The FDA regulates gluten-free labeling on all packaged foods, including dietary supplements like oatstraw extract. To carry a “gluten-free” label, a product must contain less than 20 parts per million of gluten. That threshold applies whether the gluten is from an ingredient or from unavoidable cross-contamination during production.

This means a certified gluten-free oatstraw product has been tested and verified to fall below that 20 ppm cutoff. If you have celiac disease or a medically diagnosed gluten sensitivity, look specifically for this certification on the label rather than assuming any oatstraw product is safe. Products without the label haven’t necessarily been tested, and the natural “gluten-free” status of the plant itself doesn’t guarantee the final product is uncontaminated.

Oatstraw vs. Oat Grain Products

It helps to understand where oatstraw fits among the different oat-derived products on the market. Oat groats, oat flour, and oatmeal all come from the seed of the oat plant. These contain avenin, the oat-specific protein that a small subset of people with celiac disease react to. Oatstraw comes from the stem and leaves, so it skips this concern entirely.

That said, both types of product share the same cross-contamination risks because they’re grown in the same fields and often processed in overlapping supply chains. If you tolerate certified gluten-free oats without symptoms, you’ll almost certainly tolerate certified gluten-free oatstraw. If you’re among the roughly 1 in 5 people with celiac disease who also react to avenin in pure oats, oatstraw may actually be easier on your system since it contains little to no avenin, though the research on this specific point is limited.
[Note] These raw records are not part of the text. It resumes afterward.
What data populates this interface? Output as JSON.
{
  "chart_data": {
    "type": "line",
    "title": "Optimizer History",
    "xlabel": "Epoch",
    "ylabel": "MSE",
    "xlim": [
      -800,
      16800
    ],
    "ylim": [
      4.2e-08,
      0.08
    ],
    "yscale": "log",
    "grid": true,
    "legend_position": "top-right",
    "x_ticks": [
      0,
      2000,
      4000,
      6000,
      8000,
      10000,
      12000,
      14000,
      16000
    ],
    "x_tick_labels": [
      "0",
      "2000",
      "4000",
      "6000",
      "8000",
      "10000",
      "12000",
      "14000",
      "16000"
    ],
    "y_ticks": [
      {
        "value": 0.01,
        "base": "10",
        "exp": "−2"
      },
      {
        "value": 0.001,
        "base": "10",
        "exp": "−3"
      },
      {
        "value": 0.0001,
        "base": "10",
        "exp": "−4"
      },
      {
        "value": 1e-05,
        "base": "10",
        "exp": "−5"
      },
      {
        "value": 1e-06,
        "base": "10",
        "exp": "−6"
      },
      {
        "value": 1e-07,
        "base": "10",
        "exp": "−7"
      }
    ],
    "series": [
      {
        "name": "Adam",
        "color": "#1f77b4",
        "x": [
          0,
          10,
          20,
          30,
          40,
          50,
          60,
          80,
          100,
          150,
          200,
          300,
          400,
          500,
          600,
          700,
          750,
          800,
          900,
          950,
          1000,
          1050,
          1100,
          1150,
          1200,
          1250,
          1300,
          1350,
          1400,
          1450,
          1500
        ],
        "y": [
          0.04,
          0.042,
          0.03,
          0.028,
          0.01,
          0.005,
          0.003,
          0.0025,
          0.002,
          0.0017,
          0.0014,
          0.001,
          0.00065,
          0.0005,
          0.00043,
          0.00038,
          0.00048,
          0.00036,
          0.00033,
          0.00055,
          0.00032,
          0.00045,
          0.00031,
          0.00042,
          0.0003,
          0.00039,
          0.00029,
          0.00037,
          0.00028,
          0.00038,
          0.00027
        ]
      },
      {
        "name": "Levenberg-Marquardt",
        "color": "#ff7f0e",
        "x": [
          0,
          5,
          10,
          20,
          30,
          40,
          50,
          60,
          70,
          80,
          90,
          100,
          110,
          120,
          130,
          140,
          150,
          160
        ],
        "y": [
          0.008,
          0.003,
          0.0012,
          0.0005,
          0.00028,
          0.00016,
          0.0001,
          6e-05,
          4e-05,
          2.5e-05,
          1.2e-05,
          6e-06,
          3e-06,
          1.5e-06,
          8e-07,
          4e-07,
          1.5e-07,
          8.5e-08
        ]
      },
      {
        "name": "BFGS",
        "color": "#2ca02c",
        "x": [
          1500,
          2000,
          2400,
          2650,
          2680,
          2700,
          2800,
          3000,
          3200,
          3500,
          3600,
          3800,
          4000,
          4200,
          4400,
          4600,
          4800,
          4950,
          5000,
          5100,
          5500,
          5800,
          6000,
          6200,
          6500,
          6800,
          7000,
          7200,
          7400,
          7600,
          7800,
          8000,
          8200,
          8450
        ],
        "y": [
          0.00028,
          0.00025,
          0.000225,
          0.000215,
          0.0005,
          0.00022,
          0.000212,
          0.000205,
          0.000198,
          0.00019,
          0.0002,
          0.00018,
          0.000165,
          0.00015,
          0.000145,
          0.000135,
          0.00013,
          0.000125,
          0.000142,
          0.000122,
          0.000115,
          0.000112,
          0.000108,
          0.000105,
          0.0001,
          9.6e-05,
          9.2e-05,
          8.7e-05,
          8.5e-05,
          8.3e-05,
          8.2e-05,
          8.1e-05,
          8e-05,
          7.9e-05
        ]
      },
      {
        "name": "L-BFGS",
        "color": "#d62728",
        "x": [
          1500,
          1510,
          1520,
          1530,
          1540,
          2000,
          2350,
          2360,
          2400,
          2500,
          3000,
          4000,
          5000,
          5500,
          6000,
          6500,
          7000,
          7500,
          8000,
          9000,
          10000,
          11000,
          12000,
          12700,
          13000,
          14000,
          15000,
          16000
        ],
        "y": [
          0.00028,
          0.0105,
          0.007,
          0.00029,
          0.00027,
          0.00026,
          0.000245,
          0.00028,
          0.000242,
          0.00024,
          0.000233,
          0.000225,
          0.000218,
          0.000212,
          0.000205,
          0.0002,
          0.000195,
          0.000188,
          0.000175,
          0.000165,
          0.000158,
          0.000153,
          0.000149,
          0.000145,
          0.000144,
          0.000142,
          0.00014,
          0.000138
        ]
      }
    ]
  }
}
How to Choose a Safe Product

  • Look for certified gluten-free labels. This is the single most important step. Third-party certifications from organizations like the Gluten-Free Certification Organization (GFCO) add an extra layer of verification beyond the FDA minimum.
  • Check the form. Oatstraw comes as loose tea, capsules, tinctures, and powdered extracts. The same cross-contamination rules apply to all of them. Certification matters regardless of format.
  • Contact the manufacturer if in doubt. Companies that source purity protocol oats or test their raw materials for gluten will typically say so on their website or product packaging.